Appena arrivati nell’abitazione, i carabinieri hanno trovato la donna attorniata dai familiari, marito e tre figli, tra cui il 35enne. La donna, che sin dà subito è apparsa emotivamente provata, pur non volendo affidarsi alle cure dei sanitari, nonostante mostrasse i segni delle percosse, soprattutto sulle braccia e sul collo, ha comunque deciso di confidarsi con i militari, raccontando quanto appena accaduto.

Dalla ricostruzione dei fatti, è quindi emerso come il figlio avrebbe da lei preteso l’ennesima somma di denaro, questa volta di 30 euro, che sarebbe riuscito ad ottenere solo dopo averla aggredita. In quel frangente, provvidenziale sarebbe stato l’intervento del padre 70enne, che in difesa della moglie, sarebbe intervenuto bloccando l’uomo.

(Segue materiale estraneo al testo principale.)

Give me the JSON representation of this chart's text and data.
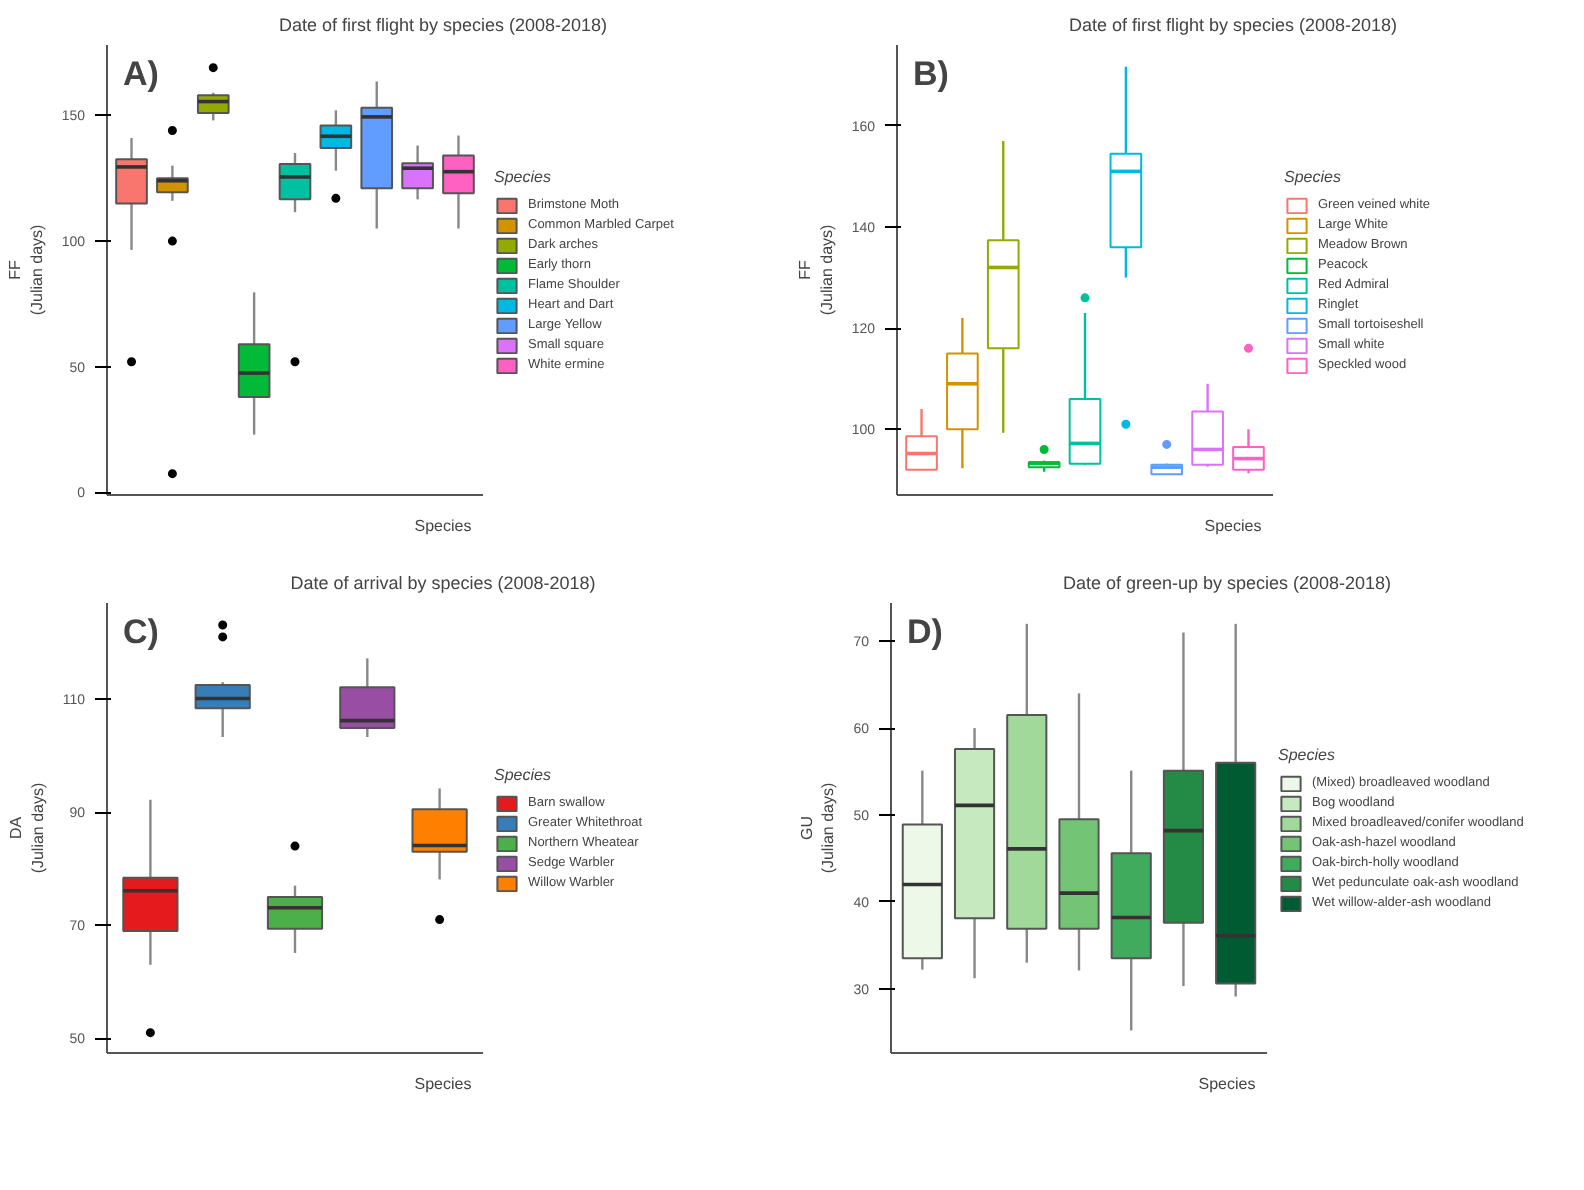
{
  "chart_data": [
    {
      "type": "box",
      "title": "Date of first flight by species (2008-2018)",
      "xlabel": "Species",
      "ylabel": "FF\n(Julian days)",
      "legend_title": "Species",
      "legend": "right",
      "tick_labels": "y",
      "annotations": [
        "A)"
      ],
      "ylim": [
        -1,
        178
      ],
      "yticks": [
        0,
        50,
        100,
        150
      ],
      "categories": [
        null,
        null,
        null,
        null,
        null,
        null,
        null,
        null,
        null
      ],
      "series": [
        {
          "name": "Brimstone Moth",
          "color": "#F8766D",
          "boxes": [
            {
              "low": 96.5,
              "q1": 115,
              "median": 129.5,
              "q3": 132.6,
              "high": 141,
              "outliers": [
                52
              ]
            },
            null,
            null,
            null,
            null,
            null,
            null,
            null,
            null
          ]
        },
        {
          "name": "Common Marbled Carpet",
          "color": "#D39200",
          "boxes": [
            null,
            {
              "low": 116,
              "q1": 119.4,
              "median": 124,
              "q3": 125,
              "high": 130,
              "outliers": [
                144,
                100,
                7.5
              ]
            },
            null,
            null,
            null,
            null,
            null,
            null,
            null
          ]
        },
        {
          "name": "Dark arches",
          "color": "#93AA00",
          "boxes": [
            null,
            null,
            {
              "low": 148,
              "q1": 151,
              "median": 155.5,
              "q3": 158,
              "high": 159,
              "outliers": [
                169
              ]
            },
            null,
            null,
            null,
            null,
            null,
            null
          ]
        },
        {
          "name": "Early thorn",
          "color": "#00BA38",
          "boxes": [
            null,
            null,
            null,
            {
              "low": 23,
              "q1": 38,
              "median": 47.5,
              "q3": 59,
              "high": 79.6
            },
            null,
            null,
            null,
            null,
            null
          ]
        },
        {
          "name": "Flame Shoulder",
          "color": "#00C19F",
          "boxes": [
            null,
            null,
            null,
            null,
            {
              "low": 111.5,
              "q1": 116.6,
              "median": 125.5,
              "q3": 130.7,
              "high": 135,
              "outliers": [
                52
              ]
            },
            null,
            null,
            null,
            null
          ]
        },
        {
          "name": "Heart and Dart",
          "color": "#00B9E3",
          "boxes": [
            null,
            null,
            null,
            null,
            null,
            {
              "low": 128,
              "q1": 137,
              "median": 141.7,
              "q3": 146,
              "high": 152,
              "outliers": [
                117
              ]
            },
            null,
            null,
            null
          ]
        },
        {
          "name": "Large Yellow",
          "color": "#619CFF",
          "boxes": [
            null,
            null,
            null,
            null,
            null,
            null,
            {
              "low": 105,
              "q1": 121,
              "median": 149.4,
              "q3": 153,
              "high": 163.5
            },
            null,
            null
          ]
        },
        {
          "name": "Small square",
          "color": "#DB72FB",
          "boxes": [
            null,
            null,
            null,
            null,
            null,
            null,
            null,
            {
              "low": 116.6,
              "q1": 121,
              "median": 129,
              "q3": 131,
              "high": 138
            },
            null
          ]
        },
        {
          "name": "White ermine",
          "color": "#FF61C3",
          "boxes": [
            null,
            null,
            null,
            null,
            null,
            null,
            null,
            null,
            {
              "low": 105,
              "q1": 119,
              "median": 127.6,
              "q3": 134,
              "high": 142
            }
          ]
        }
      ]
    },
    {
      "type": "box",
      "title": "Date of first flight by species (2008-2018)",
      "xlabel": "Species",
      "ylabel": "FF\n(Julian days)",
      "legend_title": "Species",
      "legend": "right",
      "tick_labels": "y",
      "annotations": [
        "B)"
      ],
      "ylim": [
        87,
        176
      ],
      "yticks": [
        100,
        120,
        140,
        160
      ],
      "categories": [
        null,
        null,
        null,
        null,
        null,
        null,
        null,
        null,
        null
      ],
      "series": [
        {
          "name": "Green veined white",
          "color": "#F8766D",
          "boxes": [
            {
              "low": 92,
              "q1": 92,
              "median": 95.2,
              "q3": 98.6,
              "high": 104
            },
            null,
            null,
            null,
            null,
            null,
            null,
            null,
            null
          ]
        },
        {
          "name": "Large White",
          "color": "#D39200",
          "boxes": [
            null,
            {
              "low": 92.3,
              "q1": 100,
              "median": 109,
              "q3": 115,
              "high": 122
            },
            null,
            null,
            null,
            null,
            null,
            null,
            null
          ]
        },
        {
          "name": "Meadow Brown",
          "color": "#93AA00",
          "boxes": [
            null,
            null,
            {
              "low": 99.3,
              "q1": 116,
              "median": 132,
              "q3": 137.4,
              "high": 157
            },
            null,
            null,
            null,
            null,
            null,
            null
          ]
        },
        {
          "name": "Peacock",
          "color": "#00BA38",
          "boxes": [
            null,
            null,
            null,
            {
              "low": 91.6,
              "q1": 92.5,
              "median": 93.3,
              "q3": 93.5,
              "high": 93.8,
              "outliers": [
                96
              ]
            },
            null,
            null,
            null,
            null,
            null
          ]
        },
        {
          "name": "Red Admiral",
          "color": "#00C19F",
          "boxes": [
            null,
            null,
            null,
            null,
            {
              "low": 93,
              "q1": 93.2,
              "median": 97.2,
              "q3": 106,
              "high": 123,
              "outliers": [
                126
              ]
            },
            null,
            null,
            null,
            null
          ]
        },
        {
          "name": "Ringlet",
          "color": "#00B9E3",
          "boxes": [
            null,
            null,
            null,
            null,
            null,
            {
              "low": 130,
              "q1": 136,
              "median": 151,
              "q3": 154.5,
              "high": 171.7,
              "outliers": [
                101
              ]
            },
            null,
            null,
            null
          ]
        },
        {
          "name": "Small tortoiseshell",
          "color": "#619CFF",
          "boxes": [
            null,
            null,
            null,
            null,
            null,
            null,
            {
              "low": 91.1,
              "q1": 91.1,
              "median": 92.5,
              "q3": 93,
              "high": 93.2,
              "outliers": [
                97
              ]
            },
            null,
            null
          ]
        },
        {
          "name": "Small white",
          "color": "#DB72FB",
          "boxes": [
            null,
            null,
            null,
            null,
            null,
            null,
            null,
            {
              "low": 92.6,
              "q1": 93,
              "median": 96,
              "q3": 103.5,
              "high": 109
            },
            null
          ]
        },
        {
          "name": "Speckled wood",
          "color": "#FF61C3",
          "boxes": [
            null,
            null,
            null,
            null,
            null,
            null,
            null,
            null,
            {
              "low": 91.3,
              "q1": 92,
              "median": 94.2,
              "q3": 96.5,
              "high": 100,
              "outliers": [
                116
              ]
            }
          ]
        }
      ]
    },
    {
      "type": "box",
      "title": "Date of arrival by species (2008-2018)",
      "xlabel": "Species",
      "ylabel": "DA\n(Julian days)",
      "legend_title": "Species",
      "legend": "right",
      "tick_labels": "y",
      "annotations": [
        "C)"
      ],
      "ylim": [
        47.4,
        127
      ],
      "yticks": [
        50,
        70,
        90,
        110
      ],
      "categories": [
        null,
        null,
        null,
        null,
        null
      ],
      "series": [
        {
          "name": "Barn swallow",
          "color": "#E41A1C",
          "boxes": [
            {
              "low": 63,
              "q1": 69,
              "median": 76.1,
              "q3": 78.4,
              "high": 92.2,
              "outliers": [
                51
              ]
            },
            null,
            null,
            null,
            null
          ]
        },
        {
          "name": "Greater Whitethroat",
          "color": "#377EB8",
          "boxes": [
            null,
            {
              "low": 103.3,
              "q1": 108.4,
              "median": 110.1,
              "q3": 112.5,
              "high": 113,
              "outliers": [
                123.1,
                121
              ]
            },
            null,
            null,
            null
          ]
        },
        {
          "name": "Northern Wheatear",
          "color": "#4DAF4A",
          "boxes": [
            null,
            null,
            {
              "low": 65.1,
              "q1": 69.4,
              "median": 73.1,
              "q3": 75,
              "high": 77,
              "outliers": [
                84
              ]
            },
            null,
            null
          ]
        },
        {
          "name": "Sedge Warbler",
          "color": "#984EA3",
          "boxes": [
            null,
            null,
            null,
            {
              "low": 103.3,
              "q1": 104.9,
              "median": 106.2,
              "q3": 112.1,
              "high": 117.2
            },
            null
          ]
        },
        {
          "name": "Willow Warbler",
          "color": "#FF7F00",
          "boxes": [
            null,
            null,
            null,
            null,
            {
              "low": 78.1,
              "q1": 83,
              "median": 84.1,
              "q3": 90.5,
              "high": 94.2,
              "outliers": [
                71
              ]
            }
          ]
        }
      ]
    },
    {
      "type": "box",
      "title": "Date of green-up by species (2008-2018)",
      "xlabel": "Species",
      "ylabel": "GU\n(Julian days)",
      "legend_title": "Species",
      "legend": "right",
      "tick_labels": "y",
      "annotations": [
        "D)"
      ],
      "ylim": [
        22.6,
        74.4
      ],
      "yticks": [
        30,
        40,
        50,
        60,
        70
      ],
      "categories": [
        null,
        null,
        null,
        null,
        null,
        null,
        null
      ],
      "series": [
        {
          "name": "(Mixed) broadleaved woodland",
          "color": "#EDF8E9",
          "boxes": [
            {
              "low": 32.2,
              "q1": 33.5,
              "median": 42,
              "q3": 48.9,
              "high": 55.1
            },
            null,
            null,
            null,
            null,
            null,
            null
          ]
        },
        {
          "name": "Bog woodland",
          "color": "#C7E9C0",
          "boxes": [
            null,
            {
              "low": 31.2,
              "q1": 38.1,
              "median": 51.1,
              "q3": 57.6,
              "high": 60
            },
            null,
            null,
            null,
            null,
            null
          ]
        },
        {
          "name": "Mixed broadleaved/conifer woodland",
          "color": "#A1D99B",
          "boxes": [
            null,
            null,
            {
              "low": 33,
              "q1": 36.9,
              "median": 46.1,
              "q3": 61.5,
              "high": 72
            },
            null,
            null,
            null,
            null
          ]
        },
        {
          "name": "Oak-ash-hazel woodland",
          "color": "#74C476",
          "boxes": [
            null,
            null,
            null,
            {
              "low": 32.1,
              "q1": 36.9,
              "median": 41,
              "q3": 49.5,
              "high": 64
            },
            null,
            null,
            null
          ]
        },
        {
          "name": "Oak-birch-holly woodland",
          "color": "#41AB5D",
          "boxes": [
            null,
            null,
            null,
            null,
            {
              "low": 25.2,
              "q1": 33.5,
              "median": 38.2,
              "q3": 45.6,
              "high": 55.1
            },
            null,
            null
          ]
        },
        {
          "name": "Wet pedunculate oak-ash woodland",
          "color": "#238B45",
          "boxes": [
            null,
            null,
            null,
            null,
            null,
            {
              "low": 30.3,
              "q1": 37.6,
              "median": 48.2,
              "q3": 55.1,
              "high": 71
            },
            null
          ]
        },
        {
          "name": "Wet willow-alder-ash woodland",
          "color": "#005A32",
          "boxes": [
            null,
            null,
            null,
            null,
            null,
            null,
            {
              "low": 29.1,
              "q1": 30.6,
              "median": 36.1,
              "q3": 56,
              "high": 72
            }
          ]
        }
      ]
    }
  ]
}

Il 35enne, a quel punto, soddisfatto, dopo essere uscito per alcune ore, sarebbe rincasato solo in serata, completamente ubriaco, dando il via ad un nuovo litigio. Dopo aver fatto cadere una bottiglia di birra sul pavimento, si sarebbe infatti nuovamente scagliato contro la povera madre, dandole la colpa dell’accaduto. La reazione dell’uomo sarebbe stata minacciosa: «Colpa tua se la birra mi è caduta a terra, ora t’ammazzo». E poi si sarebbe scagliato contro una porta, danneggiandola insieme ad altre suppellettili.

Effettivamente, anche alla presenza dei militari, il 35enne non si è calmato, proseguendo anzi con le minacce alla madre: «Appena torno (dal carcere) t’ammazzo».

La donna aveva già presentato una denuncia nei confronti del figlio per analoghi fatti. Motivo per cui, i carabinieri hanno stavolta arrestato il 35enne, trasferendolo nel carcere di piazza Lanza, a Catania.